Eu não estou preparada para a perda. É sempre um impacto. Preciso
de tempo para mudanças. Preciso de sentir um pouco antes de conseguir pensar. Olho
para o vazio que ficou e paro. Meu coração vai aos poucos desacelerando e
ficando normal. Meus olhos deixam de olhar de um lado para outro e acalmam. Deixo
de segurar o ar no peito, um medo sempre enorme de sufocar. Sento. Espero a
saliva voltar para a boca e afinar a língua. Encosto. Os ombros caem um pouco
até ficarem no lugar. Respiro fundo.
Perder alguém é como entrar num túnel longo e curvo, onde
não há como ver a luz do outro lado. É como mergulhar no mar de noite: escuro e
silencioso. É como ficar para trás quando todos se foram. Sinto-me como se
tivesse sido traída, abandonada, esquecida. Fiquei. Perdi o trem. Perdi o voo. Perdi
o vento que anunciava e me anteciparia se eu tivesse ouvido. Perdi de entender
por quê. Tudo fica colossal e descomunal. E eu pequena no meio de tudo.

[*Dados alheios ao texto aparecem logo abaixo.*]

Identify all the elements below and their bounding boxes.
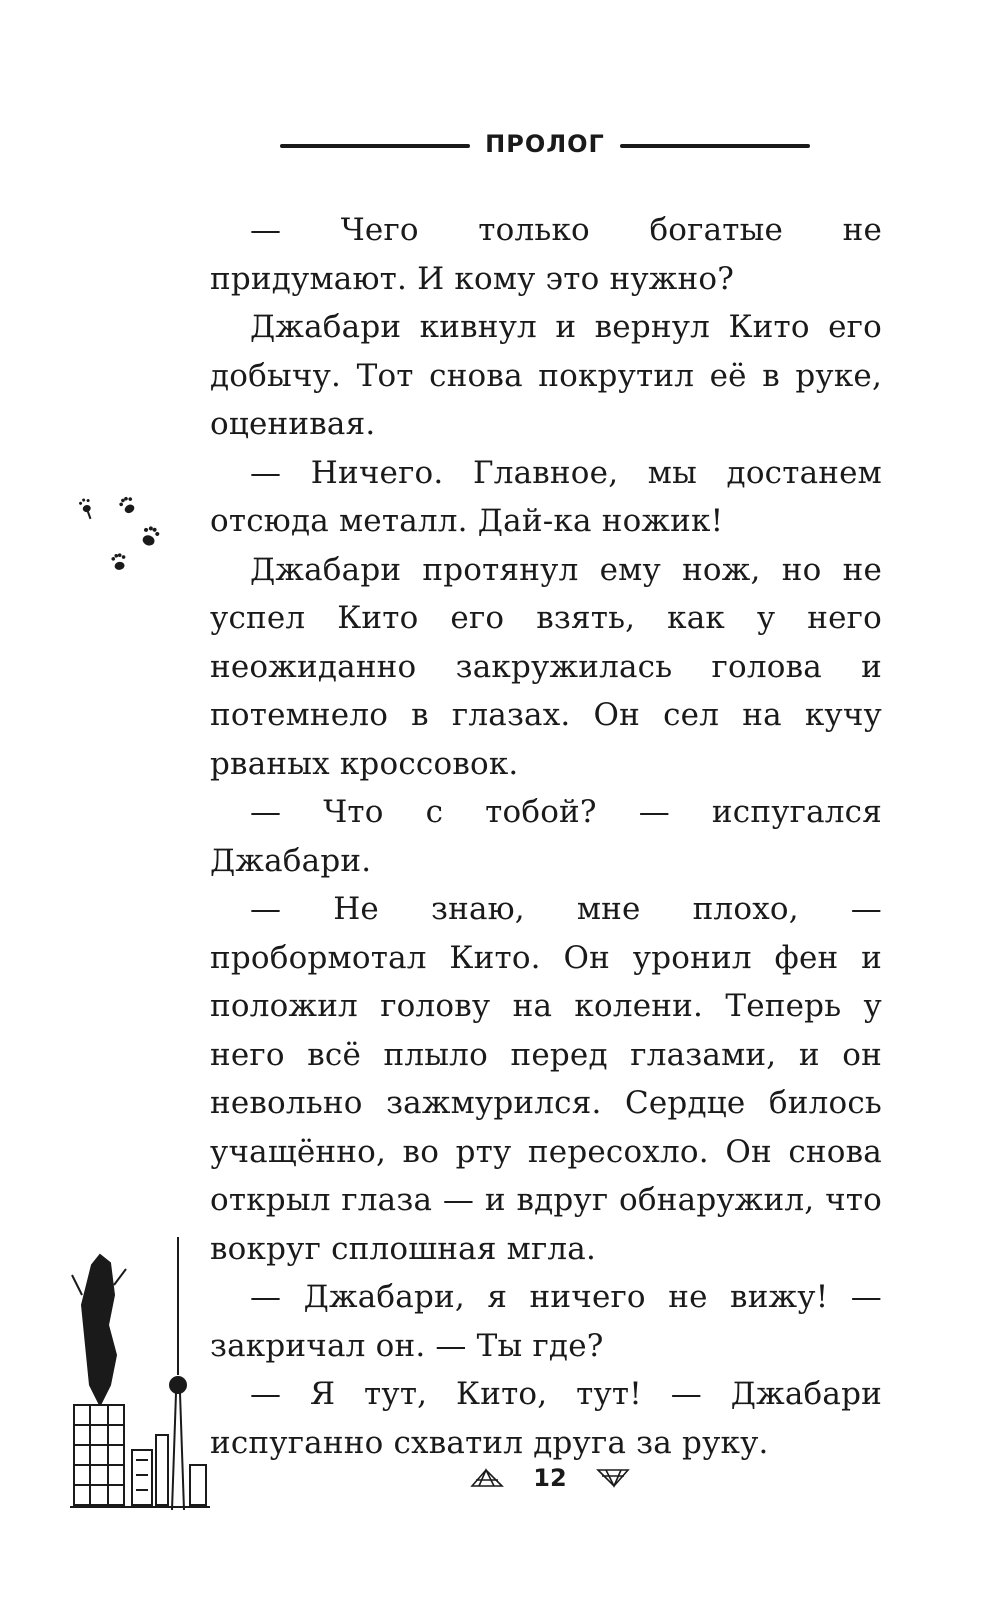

Não. Não sei perder nada nem ninguém. Eu espero ainda por um
tempo que tudo volte ao normal. E o normal era como era. Eu não me conformo,
não me conforto, não me convenço. Procuro um sinal, procuro um recado sobre a
mesa, um bilhete de adeus. Procuro atrás dos móveis, debaixo do tapete, algum
motivo, algum traço perturbador que me indicasse, me prevenisse, que me
dissesse apenas que fui eu quem não viu, mas estava lá. Estava lá o tempo todo.
Todos os semáforos vermelhos, todas as portas fechadas, todas as ligações não
respondidas, não retornadas, todas as vezes que minha mão vagou no vazio
estendida.
Ou o inesperado, aquilo que leva para longe os braços do
abraço. Aquilo que irrompe pela porta sem ser chamado ou querido, e que afugenta
cumprimentos, que corta como faca a carne desavisada. Que leva pra nunca mais o
olhar, como névoa que encobre o que havia. E esconde a presença. Deixa apenas a
lembrança, tênue, da alegria que vivi.
Ao menos isso. O que vai leva consigo os momentos ruins,
desconjuntados, destorcidos, todas as situações de desencaixe. Só fica na
lembrança o que deixou marcas boas, o sorriso repentino, o olhar de aconchego. Ficam
as tardes de sol, os passeios em que o silêncio refletia cumplicidade; ficam
cotidianos de filmes e livros e jantares e amigos. A vida, enfim. O bom da
vida.
Então, nesse passar do tempo, o vazio vai se preenchendo de
novo. Não mais com o movimento de outrora. Mas com fotografias vivas das
emoções que ficaram. Ficaram retidas na retina e que apenas uma pincelada
inadvertida de alguém pode mostrar. Ou ficam presas na pele e talvez, numa
noite de leitura, algumas centenas de palavras espalhadas por um pacote de
folhas de papel possam demonstrar.
E nesse tempo, um novo vem habitar os minutos que contam. Uma
nova lufada de vento. Uma tempestade que arrasa tudo e deixa o vazio limpo,
desobstruído. Ou um rio crepitante como uma fogueira, mas sempre correndo. E,
de repente, como se nada tivesse acontecido, percebo que a vida continuou,
intacta e conecta. Que as pessoas seguiram seu ritmo e inclusive eu, que pensei
que morreria, que dramaticamente chorei e sofri, estou firme e forte olhando
pela janela em busca do novo horizonte.
Eu não sei perder e por isso, a cada perda, ainda sinto
falta de outra forma de resolver as dificuldades. Ainda penso que existe um
jeito de contornar e se restabelecer. Apenas a morte fica ali me acenando
dizendo para que tenha calma. Tudo morre em algum momento. Só o que já morreu
há muito tempo mantém-se de pé imutável. A vida passa. A vida muda. A vida
revive, semente de uma nova planta. De um novo amanhã.